Brasil destaca en el procesamiento de niobio, utilizado en aceros especiales y tecnología avanzada, mientras que Argentina tiene un peso relevante en el procesamiento de litio, fundamental para la fabricación de baterías. La Comisión vincula directamente el acuerdo con la resiliencia de las cadenas de suministro europeas.
| Materia prima | País de Mercosur | Dato y a qué corresponde |
|---|---|---|
| Niobio | Brasil | 88,8% del procesamiento mundial |
| Litio | Argentina | 11% del procesamiento mundial |
| Grafito natural | Brasil | 7,5% de la extracción mundial |
Quién se opone y cuáles son sus motivos
La oposición al acuerdo está encabezada por Francia, que ha solicitado retrasar la votación y endurecer las condiciones del pacto. El Gobierno francés argumenta que el acuerdo amenaza directamente a su sector agrario y exige la inclusión de cláusulas espejo, salvaguardias contra competencia desleal y controles alimentarios más estrictos.
A esta posición se suman Polonia, Irlanda y Austria, mientras que Italia se ha convertido en un actor clave por su peso demográfico y su capacidad para inclinar la balanza en el Consejo.
Las organizaciones agrarias europeas, como Copa-Cogeca, rechazan el acuerdo al considerar que introduce una competencia que no cumple los mismos estándares medioambientales y sanitarios exigidos en la UE.
| País u organización | Posición | Motivo principal |
|---|---|---|
| Francia | En contra | Impacto en la agricultura y presión política interna |
| Polonia | En contra | Defensa del sector agrario |
| Irlanda | Crítica | Riesgo para el sector del vacuno |
| Austria | Reticente | Agricultura y estándares |
| Copa-Cogeca | En contra | Competencia y desigualdad regulatoria |
La resistencia se centra en el temor a una competencia agraria considerada desleal y en el impacto político interno
El foco del conflicto: carne y productos agrícolas
La carne de vacuno es el símbolo del choque entre Bruselas y los países críticos.
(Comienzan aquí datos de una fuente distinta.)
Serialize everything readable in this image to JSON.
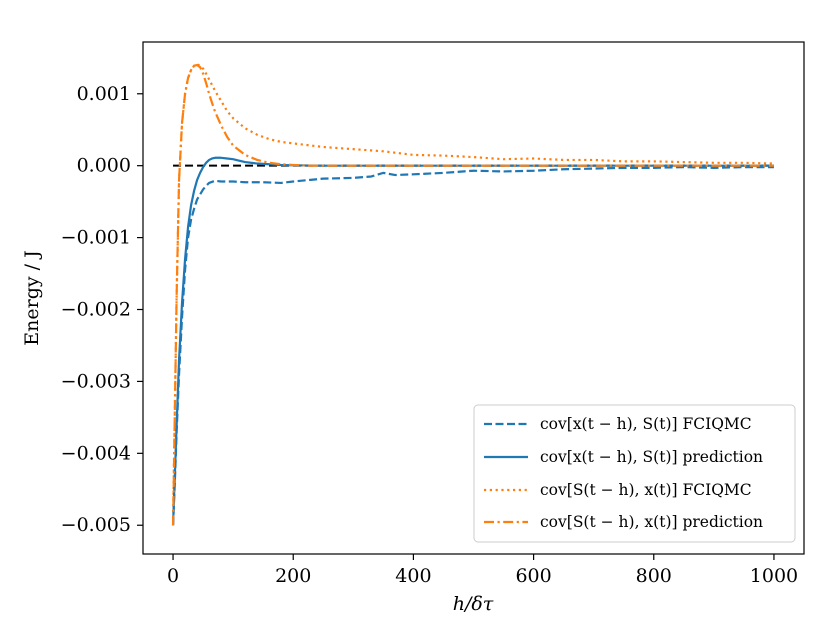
{
  "chart_data": {
    "type": "line",
    "xlabel": "h/δτ",
    "ylabel": "Energy / J",
    "xlim": [
      -50,
      1050
    ],
    "ylim": [
      -0.0054,
      0.00172
    ],
    "xticks": [
      0,
      200,
      400,
      600,
      800,
      1000
    ],
    "yticks": [
      0.001,
      0.0,
      -0.001,
      -0.002,
      -0.003,
      -0.004,
      -0.005
    ],
    "xtick_labels": [
      "0",
      "200",
      "400",
      "600",
      "800",
      "1000"
    ],
    "ytick_labels": [
      "0.001",
      "0.000",
      "−0.001",
      "−0.002",
      "−0.003",
      "−0.004",
      "−0.005"
    ],
    "grid": false,
    "legend_position": "lower-right",
    "reference_line": {
      "y": 0.0,
      "color": "#000000",
      "style": "dashed"
    },
    "series": [
      {
        "name": "cov[x(t − h), S(t)] FCIQMC",
        "color": "#1f77b4",
        "style": "dashed",
        "x": [
          0,
          3,
          6,
          10,
          15,
          20,
          25,
          30,
          35,
          40,
          45,
          50,
          55,
          60,
          70,
          80,
          90,
          100,
          120,
          150,
          180,
          200,
          250,
          300,
          330,
          350,
          370,
          400,
          450,
          500,
          550,
          600,
          650,
          700,
          750,
          800,
          850,
          900,
          950,
          1000
        ],
        "y": [
          -0.005,
          -0.0044,
          -0.0037,
          -0.0029,
          -0.0021,
          -0.00145,
          -0.001,
          -0.00075,
          -0.0006,
          -0.00047,
          -0.0004,
          -0.00033,
          -0.00028,
          -0.00024,
          -0.00021,
          -0.00022,
          -0.00022,
          -0.00022,
          -0.00023,
          -0.00023,
          -0.00024,
          -0.00022,
          -0.00018,
          -0.00017,
          -0.00015,
          -0.0001,
          -0.00013,
          -0.00012,
          -0.0001,
          -7e-05,
          -8e-05,
          -7e-05,
          -5e-05,
          -4e-05,
          -3e-05,
          -3e-05,
          -2e-05,
          -3e-05,
          -2e-05,
          -2e-05
        ]
      },
      {
        "name": "cov[x(t − h), S(t)] prediction",
        "color": "#1f77b4",
        "style": "solid",
        "x": [
          0,
          3,
          6,
          10,
          15,
          20,
          25,
          30,
          35,
          40,
          45,
          50,
          55,
          60,
          65,
          70,
          80,
          90,
          100,
          110,
          120,
          140,
          160,
          180,
          200,
          250,
          300,
          400,
          500,
          600,
          700,
          800,
          900,
          1000
        ],
        "y": [
          -0.005,
          -0.0043,
          -0.0036,
          -0.0027,
          -0.0019,
          -0.0013,
          -0.00085,
          -0.00055,
          -0.00035,
          -0.0002,
          -0.0001,
          -2e-05,
          4e-05,
          8e-05,
          0.0001,
          0.00011,
          0.00011,
          0.0001,
          9e-05,
          7e-05,
          5e-05,
          3e-05,
          2e-05,
          1e-05,
          5e-06,
          0.0,
          0.0,
          0.0,
          0.0,
          0.0,
          0.0,
          0.0,
          0.0,
          0.0
        ]
      },
      {
        "name": "cov[S(t − h), x(t)] FCIQMC",
        "color": "#ff7f0e",
        "style": "dotted",
        "x": [
          0,
          3,
          6,
          10,
          15,
          20,
          25,
          30,
          35,
          40,
          45,
          50,
          55,
          60,
          70,
          80,
          90,
          100,
          120,
          140,
          160,
          180,
          200,
          250,
          300,
          350,
          400,
          450,
          500,
          550,
          600,
          650,
          700,
          750,
          800,
          850,
          900,
          950,
          1000
        ],
        "y": [
          -0.0049,
          -0.0034,
          -0.0018,
          -0.0002,
          0.0006,
          0.001,
          0.00122,
          0.00133,
          0.00139,
          0.00141,
          0.00139,
          0.00135,
          0.00128,
          0.0012,
          0.00104,
          0.0009,
          0.00076,
          0.00066,
          0.00052,
          0.00043,
          0.00037,
          0.00033,
          0.00031,
          0.00026,
          0.00023,
          0.0002,
          0.00015,
          0.00014,
          0.00012,
          9e-05,
          0.0001,
          8e-05,
          8e-05,
          6e-05,
          6e-05,
          5e-05,
          4e-05,
          4e-05,
          3e-05
        ]
      },
      {
        "name": "cov[S(t − h), x(t)] prediction",
        "color": "#ff7f0e",
        "style": "dashdot",
        "x": [
          0,
          3,
          6,
          10,
          15,
          20,
          25,
          30,
          35,
          40,
          45,
          50,
          55,
          60,
          65,
          70,
          80,
          90,
          100,
          120,
          140,
          160,
          180,
          200,
          230,
          260,
          300,
          400,
          500,
          600,
          700,
          800,
          900,
          1000
        ],
        "y": [
          -0.005,
          -0.0034,
          -0.0018,
          -0.0002,
          0.0006,
          0.001,
          0.00122,
          0.00133,
          0.00139,
          0.0014,
          0.00137,
          0.00128,
          0.00115,
          0.001,
          0.00087,
          0.00075,
          0.00056,
          0.0004,
          0.00028,
          0.00015,
          8e-05,
          4e-05,
          2e-05,
          1e-05,
          0.0,
          0.0,
          0.0,
          0.0,
          0.0,
          0.0,
          0.0,
          0.0,
          0.0,
          0.0
        ]
      }
    ]
  }
}
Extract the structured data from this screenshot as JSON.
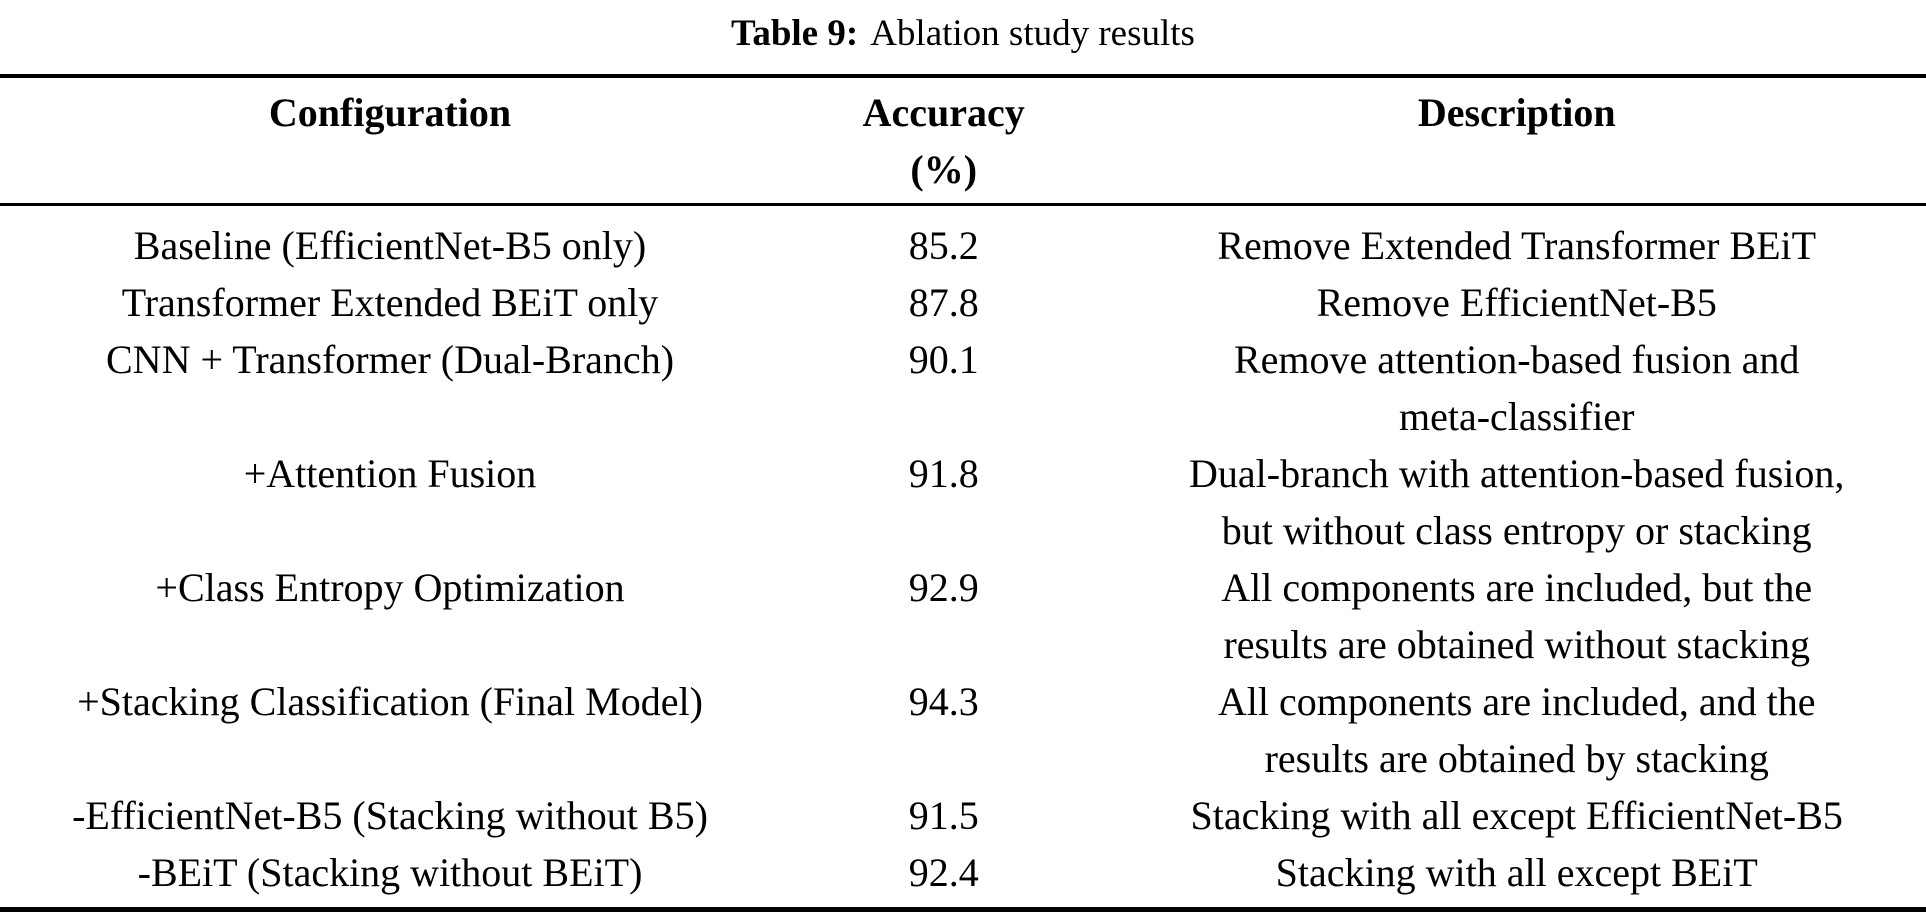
{
  "caption": {
    "label": "Table 9:",
    "text": "Ablation study results"
  },
  "table": {
    "headers": [
      "Configuration",
      "Accuracy\n(%)",
      "Description"
    ],
    "rows": [
      {
        "configuration": "Baseline (EfficientNet-B5 only)",
        "accuracy": "85.2",
        "description": "Remove Extended Transformer BEiT"
      },
      {
        "configuration": "Transformer Extended BEiT only",
        "accuracy": "87.8",
        "description": "Remove EfficientNet-B5"
      },
      {
        "configuration": "CNN + Transformer (Dual-Branch)",
        "accuracy": "90.1",
        "description": "Remove attention-based fusion and\nmeta-classifier"
      },
      {
        "configuration": "+Attention Fusion",
        "accuracy": "91.8",
        "description": "Dual-branch with attention-based fusion,\nbut without class entropy or stacking"
      },
      {
        "configuration": "+Class Entropy Optimization",
        "accuracy": "92.9",
        "description": "All components are included, but the\nresults are obtained without stacking"
      },
      {
        "configuration": "+Stacking Classification (Final Model)",
        "accuracy": "94.3",
        "description": "All components are included, and the\nresults are obtained by stacking"
      },
      {
        "configuration": "-EfficientNet-B5 (Stacking without B5)",
        "accuracy": "91.5",
        "description": "Stacking with all except EfficientNet-B5"
      },
      {
        "configuration": "-BEiT (Stacking without BEiT)",
        "accuracy": "92.4",
        "description": "Stacking with all except BEiT"
      }
    ]
  },
  "colors": {
    "text": "#000000",
    "background": "#ffffff",
    "rule": "#000000"
  }
}
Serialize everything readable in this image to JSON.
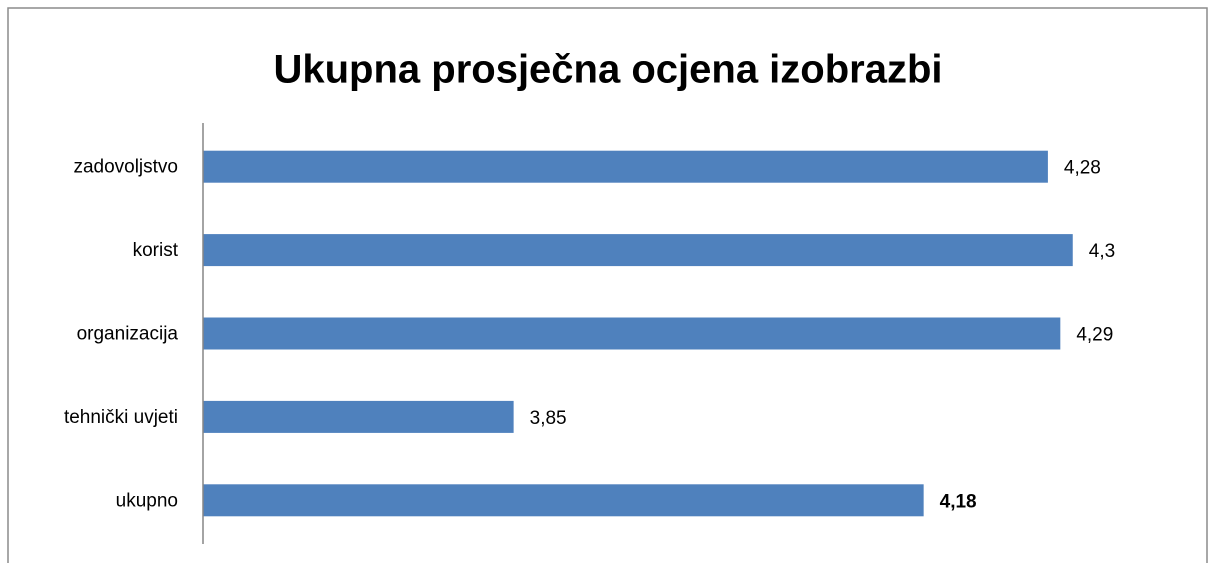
{
  "chart_data": {
    "type": "hbar",
    "title": "Ukupna prosječna ocjena izobrazbi",
    "categories": [
      "zadovoljstvo",
      "korist",
      "organizacija",
      "tehnički uvjeti",
      "ukupno"
    ],
    "values": [
      4.28,
      4.3,
      4.29,
      3.85,
      4.18
    ],
    "value_labels": [
      "4,28",
      "4,3",
      "4,29",
      "3,85",
      "4,18"
    ],
    "value_label_bold": [
      false,
      false,
      false,
      false,
      true
    ],
    "color": "#4f81bd",
    "xlim": [
      3.6,
      4.4
    ]
  }
}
La Comisión defiende que el impacto será limitado gracias a un sistema de cuotas.
En concreto, el acuerdo prevé una cuota de 99.000 toneladas de carne de vacuno procedente de Mercosur con un arancel del 7,5%, volumen que representa aproximadamente el 1,5% de la producción total de vacuno de la UE. Además, se contemplan 180.000 toneladas de carne de ave libres de arancel, implantadas de forma gradual en cinco años.
| Producto agrícola | Medida prevista | Cifra y a qué corresponde |
|---|---|---|
| Carne de vacuno | Cuota con arancel | 99.000 toneladas con un arancel del 7,5% |
| Importaciones actuales de vacuno desde Mercosur | Comparativa | 206.000 toneladas importadas en 2024 |
| Carne de ave | Cuota sin arancel | 180.000 toneladas en cinco años |
La decisión política y el papel de Italia
La aprobación del acuerdo en el Consejo requiere el respaldo de al menos 15 Estados miembros que representen el 65% de la población de la UE. Este sistema convierte a Italia en un actor decisivo, ya que su voto puede consolidar la mayoría favorable o facilitar una minoría de bloqueo liderada por Francia.
Desde Bruselas, el comisario de Comercio ha advertido de que un rechazo dañaría la credibilidad internacional de la UE y complicaría futuras negociaciones comerciales.
El desenlace, aún abierto, definirá no solo la relación con Mercosur, sino también el rumbo de la política comercial europea en un contexto global cada vez más fragmentado.